Assecondando la mia consueta abitudine di seguire con curiosità tutto ciò che posso, mi sono divertito a vedere (e a sentire) quale sia oggi, 21 giugno 2021, la Hit parade nel nostro Paese.
Va detto anzitutto che le hit parade oggi sono plurime: quella delle radio, quella su Spotify, quella dei negozi di dischi, ecc. Scegliendo la classifica dei 5 brani “più forti in streaming” trovo questa situazione: al 1° posto Sangiovanni (che non so se faccia l’onomastico fra tre giorni) con “Malibu”, al 2° i Måneskin con “Zitti e buoni” (la canzone con cui hanno vinto Sanremo e l’Eurofestival), al 3° Aka 7even con “Loca” (una specie di tormentone estivo), al 4° Rkomi & Junior K feat. Sfera Ebbasta con “Nuovo range” (un ammiratore estasiato di Sfera commenta così su Youtube: “Sfera lo puoi mettere pure nei cori della chiesa, ti renderebbe hit pure quelli”), al 5° ancora Sangiovanni con “Lady”.

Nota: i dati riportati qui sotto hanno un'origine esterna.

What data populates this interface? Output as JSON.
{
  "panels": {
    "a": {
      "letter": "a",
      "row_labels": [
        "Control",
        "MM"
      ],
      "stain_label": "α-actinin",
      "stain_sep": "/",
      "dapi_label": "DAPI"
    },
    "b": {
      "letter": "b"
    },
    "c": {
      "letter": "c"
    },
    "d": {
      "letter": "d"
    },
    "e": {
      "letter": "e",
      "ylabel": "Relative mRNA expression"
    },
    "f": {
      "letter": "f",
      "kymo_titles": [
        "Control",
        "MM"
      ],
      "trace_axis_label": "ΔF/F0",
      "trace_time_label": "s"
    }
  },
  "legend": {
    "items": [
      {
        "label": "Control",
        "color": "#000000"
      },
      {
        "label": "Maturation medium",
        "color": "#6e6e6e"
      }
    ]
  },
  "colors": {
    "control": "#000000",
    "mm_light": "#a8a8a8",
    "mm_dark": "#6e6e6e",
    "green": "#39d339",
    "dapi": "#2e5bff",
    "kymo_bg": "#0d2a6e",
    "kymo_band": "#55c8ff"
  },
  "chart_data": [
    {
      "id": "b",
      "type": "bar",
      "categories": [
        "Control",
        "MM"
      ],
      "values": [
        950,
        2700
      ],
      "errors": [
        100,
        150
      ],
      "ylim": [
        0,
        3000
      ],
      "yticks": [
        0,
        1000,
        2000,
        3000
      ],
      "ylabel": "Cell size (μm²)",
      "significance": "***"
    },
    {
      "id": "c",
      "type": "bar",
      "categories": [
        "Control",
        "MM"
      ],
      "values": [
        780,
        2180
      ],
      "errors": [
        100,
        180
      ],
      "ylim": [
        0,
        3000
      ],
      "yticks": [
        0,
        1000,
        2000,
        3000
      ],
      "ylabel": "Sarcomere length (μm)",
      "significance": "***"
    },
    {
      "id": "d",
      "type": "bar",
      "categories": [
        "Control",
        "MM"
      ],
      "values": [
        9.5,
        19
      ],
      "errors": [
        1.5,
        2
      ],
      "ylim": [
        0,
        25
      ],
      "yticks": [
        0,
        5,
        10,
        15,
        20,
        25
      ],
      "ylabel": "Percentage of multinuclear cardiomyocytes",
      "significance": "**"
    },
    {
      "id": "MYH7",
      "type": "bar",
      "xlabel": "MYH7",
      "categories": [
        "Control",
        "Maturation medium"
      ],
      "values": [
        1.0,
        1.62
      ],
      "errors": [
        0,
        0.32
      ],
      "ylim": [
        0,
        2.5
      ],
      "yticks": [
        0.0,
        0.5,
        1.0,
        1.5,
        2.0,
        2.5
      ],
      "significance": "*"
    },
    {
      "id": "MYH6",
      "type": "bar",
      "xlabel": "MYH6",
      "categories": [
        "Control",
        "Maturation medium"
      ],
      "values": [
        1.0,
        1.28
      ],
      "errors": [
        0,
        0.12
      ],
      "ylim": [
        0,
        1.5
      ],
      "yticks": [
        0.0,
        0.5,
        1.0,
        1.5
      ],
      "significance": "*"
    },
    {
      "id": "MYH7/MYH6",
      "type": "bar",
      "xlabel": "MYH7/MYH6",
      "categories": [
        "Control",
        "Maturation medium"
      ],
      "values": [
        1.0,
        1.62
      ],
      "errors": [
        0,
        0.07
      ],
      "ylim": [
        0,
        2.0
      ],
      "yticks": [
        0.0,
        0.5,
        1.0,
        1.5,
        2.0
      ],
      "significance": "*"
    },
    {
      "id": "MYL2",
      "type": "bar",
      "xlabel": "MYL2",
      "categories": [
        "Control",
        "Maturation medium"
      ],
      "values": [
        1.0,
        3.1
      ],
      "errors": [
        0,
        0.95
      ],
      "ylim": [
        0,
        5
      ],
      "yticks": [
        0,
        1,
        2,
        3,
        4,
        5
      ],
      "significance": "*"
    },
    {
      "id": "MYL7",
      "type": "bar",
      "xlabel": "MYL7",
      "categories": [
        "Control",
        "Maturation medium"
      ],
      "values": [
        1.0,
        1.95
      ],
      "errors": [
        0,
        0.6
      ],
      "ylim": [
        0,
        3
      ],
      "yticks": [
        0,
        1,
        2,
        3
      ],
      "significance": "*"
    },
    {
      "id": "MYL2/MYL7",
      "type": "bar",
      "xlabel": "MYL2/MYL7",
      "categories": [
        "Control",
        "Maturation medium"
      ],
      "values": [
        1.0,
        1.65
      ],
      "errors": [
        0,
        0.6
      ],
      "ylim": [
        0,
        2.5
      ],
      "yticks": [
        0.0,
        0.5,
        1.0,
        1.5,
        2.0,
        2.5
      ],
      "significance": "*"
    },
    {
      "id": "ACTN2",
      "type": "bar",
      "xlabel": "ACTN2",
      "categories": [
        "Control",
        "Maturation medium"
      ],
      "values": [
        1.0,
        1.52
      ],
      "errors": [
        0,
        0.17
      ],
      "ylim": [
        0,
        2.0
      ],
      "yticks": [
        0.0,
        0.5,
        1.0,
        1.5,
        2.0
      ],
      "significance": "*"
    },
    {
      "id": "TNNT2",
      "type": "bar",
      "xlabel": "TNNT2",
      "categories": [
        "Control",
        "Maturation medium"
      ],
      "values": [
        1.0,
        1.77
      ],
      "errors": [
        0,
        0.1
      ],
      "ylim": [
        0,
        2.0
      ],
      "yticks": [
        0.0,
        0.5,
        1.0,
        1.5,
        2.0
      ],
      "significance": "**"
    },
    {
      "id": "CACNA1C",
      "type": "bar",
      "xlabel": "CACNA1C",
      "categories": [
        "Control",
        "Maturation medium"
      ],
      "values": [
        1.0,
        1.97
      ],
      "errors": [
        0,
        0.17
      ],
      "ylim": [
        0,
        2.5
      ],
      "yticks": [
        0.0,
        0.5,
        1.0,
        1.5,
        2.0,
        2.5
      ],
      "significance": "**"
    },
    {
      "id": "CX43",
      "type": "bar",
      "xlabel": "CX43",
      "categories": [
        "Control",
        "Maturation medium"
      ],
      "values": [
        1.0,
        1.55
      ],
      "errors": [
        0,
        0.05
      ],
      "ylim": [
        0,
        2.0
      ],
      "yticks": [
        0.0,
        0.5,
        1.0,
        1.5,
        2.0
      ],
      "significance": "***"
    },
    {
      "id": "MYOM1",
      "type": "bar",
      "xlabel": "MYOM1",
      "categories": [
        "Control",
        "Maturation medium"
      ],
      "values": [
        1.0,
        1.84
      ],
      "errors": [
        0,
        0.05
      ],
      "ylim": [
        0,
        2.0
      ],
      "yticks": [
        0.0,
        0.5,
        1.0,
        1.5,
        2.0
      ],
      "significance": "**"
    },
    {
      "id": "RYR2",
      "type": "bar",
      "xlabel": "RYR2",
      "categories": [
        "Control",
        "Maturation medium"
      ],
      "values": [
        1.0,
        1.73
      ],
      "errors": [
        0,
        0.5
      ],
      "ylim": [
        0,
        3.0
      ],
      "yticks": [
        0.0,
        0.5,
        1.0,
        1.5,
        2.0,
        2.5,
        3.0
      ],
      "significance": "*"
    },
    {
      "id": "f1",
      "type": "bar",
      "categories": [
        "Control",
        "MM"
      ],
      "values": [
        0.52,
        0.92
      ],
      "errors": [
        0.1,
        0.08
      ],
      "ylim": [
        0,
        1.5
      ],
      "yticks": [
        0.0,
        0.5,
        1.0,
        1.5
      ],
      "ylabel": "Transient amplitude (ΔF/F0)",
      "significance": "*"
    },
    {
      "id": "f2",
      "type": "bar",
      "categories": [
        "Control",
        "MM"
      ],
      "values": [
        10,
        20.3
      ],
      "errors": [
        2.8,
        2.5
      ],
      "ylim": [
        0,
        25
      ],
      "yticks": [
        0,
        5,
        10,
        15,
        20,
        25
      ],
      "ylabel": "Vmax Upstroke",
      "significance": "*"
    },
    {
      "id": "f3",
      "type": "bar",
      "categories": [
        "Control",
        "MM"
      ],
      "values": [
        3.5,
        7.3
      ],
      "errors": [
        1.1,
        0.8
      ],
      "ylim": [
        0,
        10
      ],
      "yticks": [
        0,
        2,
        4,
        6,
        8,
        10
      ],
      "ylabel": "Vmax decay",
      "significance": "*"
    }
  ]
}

Come esempio dei testi, improntati quasi sempre allo slang giovanile odierno, basti qualche verso di “Zitti e buoni”: “Loro non sanno di che parlo / Voi siete sporchi, fra’, di fango / Giallo di siga fra le dita / Io con la siga camminando / Scusami, ma ci credo tanto / Che posso fare questo salto / E anche se la strada è in salita / Per questo ora mi sto allenando / E buonasera, signore e signori, fuori gli attori / vi conviene toccarvi i coglioni / vi conviene stare zitti e buoni / Qui la gente è strana, tipo spacciatori / Troppe notti stavo chiuso fuori / Mo’ li prendo a calci ‘sti portoni / Sguardo in alto tipo scalatori / Quindi scusa mamma se sto sempre fuori, ma / Sono fuori di testa, ma diverso da loro / E tu sei fuori di testa, ma diversa da loro / Siamo fuori di testa, ma diversi da loro / Siamo fuori di testa, ma diversi da loro”.
Decisamente, molta acqua è passata sotto i ponti, rispetto a quell’antico appuntamento radiofonico del venerdì; rispetto alle canzoni di allora, come è logico, i brani di oggi sono “diversi da loro”.
E Lelio Luttazzi quali battute avrebbe potuto dire? Oggi i ragazzi non hanno tanta pazienza e tanta voglia di sentire lunghe disquisizioni: forse le chiacchiere del conduttore oggi avrebbero indotto molti a cambiare canale o a saltare al brano successivo senza perderci tempo…
I testi erano di Sergio Valentini. Certo, Lelio li leggeva, interpretava, faceva suoi, ma da che mondo e mondo ci sta sempre un copione da seguire e non mi risulta che a un entertainer come Luttazzi (grandissimo compositore e showman e musicista etc etc) potesse essere affidato lo script di un programma. A ciascuno il duo mestiere…
Ricordo benissimo le qualità di Luttazzi come eccelso musicista; né, ovviamente, attribuivo a lui la “responsabilità” delle freddure che gli toccava propinarci. Ma tant’è: era così, i testi erano agghiaccianti e Luttazzi stesso, forse, non era poi così soddisfatto dei testi che gli scrivevano.